Limit (sinx)^2/x^2 answer check please

[synergix]

Homework Statement

Limit sin²x/x²
x->infinity

The Attempt at a Solution

0 because sin will never go above 1 or below -1 and x² will approach infinity

am I right??

 

[Dick]

Right. Formally, you conclude the limit is 0 from the squeeze theorem.

 

[synergix]

Thanks. But I never understood the squeeze theorem it was never explained to me very well.

 

[Dick]

You are saying 0<=sin(x)^2/x^2<=1/x^2 (sin(x) can be between -1 and 1 but 0<=sin(x)^2<=1 since it's squared). Since the two outside limits are zero, lim sin(x)^2/x^2 must also be zero. It's 'squeezed' between the two outside limits.

 

[NastyAccident]

Homework Statement

Limit sin²x/x²
x->infinity

The Attempt at a Solution

0 because sin will never go above 1 or below -1 and x² will approach infinity

am I right??

Personally, I start by using the comparison theorem for these types of limits/integrals. This helps me figure out whether it will converge or diverge and also gives me the limit.

sin(x) is always going to be less than or equal to 1 and greater than or equal to -1. Same goes for cos(x).

sec(x) or csc(x) will always be greater than or equal to one.

So, consider:

lim sin^2 (x)/x^2 < lim 1/x^2
x->infinity x->infinity

limit 1/x^2
x->infinity

limit 0
x->infinity

So, sin^2(x)/x^2 converges and its limit is 0.
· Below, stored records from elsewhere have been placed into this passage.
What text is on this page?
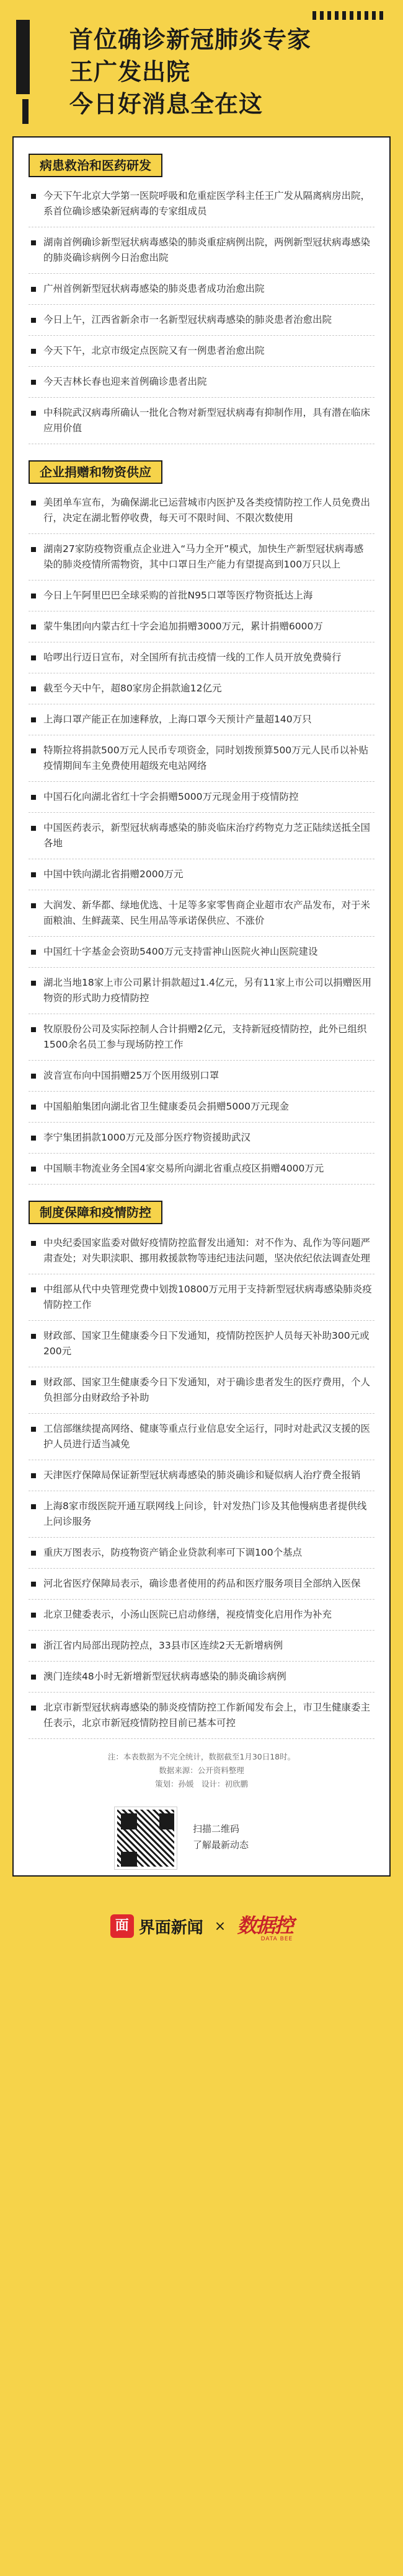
首位确诊新冠肺炎专家
王广发出院
今日好消息全在这
病患救治和医药研发
今天下午北京大学第一医院呼吸和危重症医学科主任王广发从隔离病房出院，系首位确诊感染新冠病毒的专家组成员
湖南首例确诊新型冠状病毒感染的肺炎重症病例出院，两例新型冠状病毒感染的肺炎确诊病例今日治愈出院
广州首例新型冠状病毒感染的肺炎患者成功治愈出院
今日上午，江西省新余市一名新型冠状病毒感染的肺炎患者治愈出院
今天下午，北京市级定点医院又有一例患者治愈出院
今天吉林长春也迎来首例确诊患者出院
中科院武汉病毒所确认一批化合物对新型冠状病毒有抑制作用，具有潜在临床应用价值
企业捐赠和物资供应
美团单车宣布，为确保湖北已运营城市内医护及各类疫情防控工作人员免费出行，决定在湖北暂停收费，每天可不限时间、不限次数使用
湖南27家防疫物资重点企业进入“马力全开”模式，加快生产新型冠状病毒感染的肺炎疫情所需物资，其中口罩日生产能力有望提高到100万只以上
今日上午阿里巴巴全球采购的首批N95口罩等医疗物资抵达上海
蒙牛集团向内蒙古红十字会追加捐赠3000万元，累计捐赠6000万
哈啰出行迈日宣布，对全国所有抗击疫情一线的工作人员开放免费骑行
截至今天中午，超80家房企捐款逾12亿元
上海口罩产能正在加速释放，上海口罩今天预计产量超140万只
特斯拉将捐款500万元人民币专项资金，同时划拨预算500万元人民币以补贴疫情期间车主免费使用超级充电站网络
中国石化向湖北省红十字会捐赠5000万元现金用于疫情防控
中国医药表示，新型冠状病毒感染的肺炎临床治疗药物克力芝正陆续送抵全国各地
中国中铁向湖北省捐赠2000万元
大润发、新华都、绿地优选、十足等多家零售商企业超市农产品发布，对于米面粮油、生鲜蔬菜、民生用品等承诺保供应、不涨价
中国红十字基金会资助5400万元支持雷神山医院火神山医院建设
湖北当地18家上市公司累计捐款超过1.4亿元，另有11家上市公司以捐赠医用物资的形式助力疫情防控
牧原股份公司及实际控制人合计捐赠2亿元，支持新冠疫情防控，此外已组织1500余名员工参与现场防控工作
波音宣布向中国捐赠25万个医用级别口罩
中国船舶集团向湖北省卫生健康委员会捐赠5000万元现金
李宁集团捐款1000万元及部分医疗物资援助武汉
中国顺丰物流业务全国4家交易所向湖北省重点疫区捐赠4000万元
制度保障和疫情防控
中央纪委国家监委对做好疫情防控监督发出通知：对不作为、乱作为等问题严肃查处；对失职渎职、挪用救援款物等违纪违法问题，坚决依纪依法调查处理
中组部从代中央管理党费中划拨10800万元用于支持新型冠状病毒感染肺炎疫情防控工作
财政部、国家卫生健康委今日下发通知，疫情防控医护人员每天补助300元或200元
财政部、国家卫生健康委今日下发通知，对于确诊患者发生的医疗费用，个人负担部分由财政给予补助
工信部继续提高网络、健康等重点行业信息安全运行，同时对赴武汉支援的医护人员进行适当减免
天津医疗保障局保证新型冠状病毒感染的肺炎确诊和疑似病人治疗费全报销
上海8家市级医院开通互联网线上问诊，针对发热门诊及其他慢病患者提供线上问诊服务
重庆万图表示，防疫物资产销企业贷款利率可下调100个基点
河北省医疗保障局表示，确诊患者使用的药品和医疗服务项目全部纳入医保
北京卫健委表示，小汤山医院已启动修缮，视疫情变化启用作为补充
浙江省内局部出现防控点，33县市区连续2天无新增病例
澳门连续48小时无新增新型冠状病毒感染的肺炎确诊病例
北京市新型冠状病毒感染的肺炎疫情防控工作新闻发布会上，市卫生健康委主任表示，北京市新冠疫情防控目前已基本可控
注：本表数据为不完全统计，数据截至1月30日18时。
数据来源：公开资料整理
策划：孙媛　设计：初欣鹏
扫描二维码
了解最新动态
面 界面新闻 × 数据控
DATA BEE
*note* I'm a Calc II Student. *note*

 

[Landau]

Or you refer to the standard limit $$\lim_{x\to\infty}\frac{\sin x}{x}=0$$ and use the product rule. Of course this 'standard limit' can be proved with the squeezing theorem, so if you're not allowed to use it (as 'standard') you might as well follow Dick.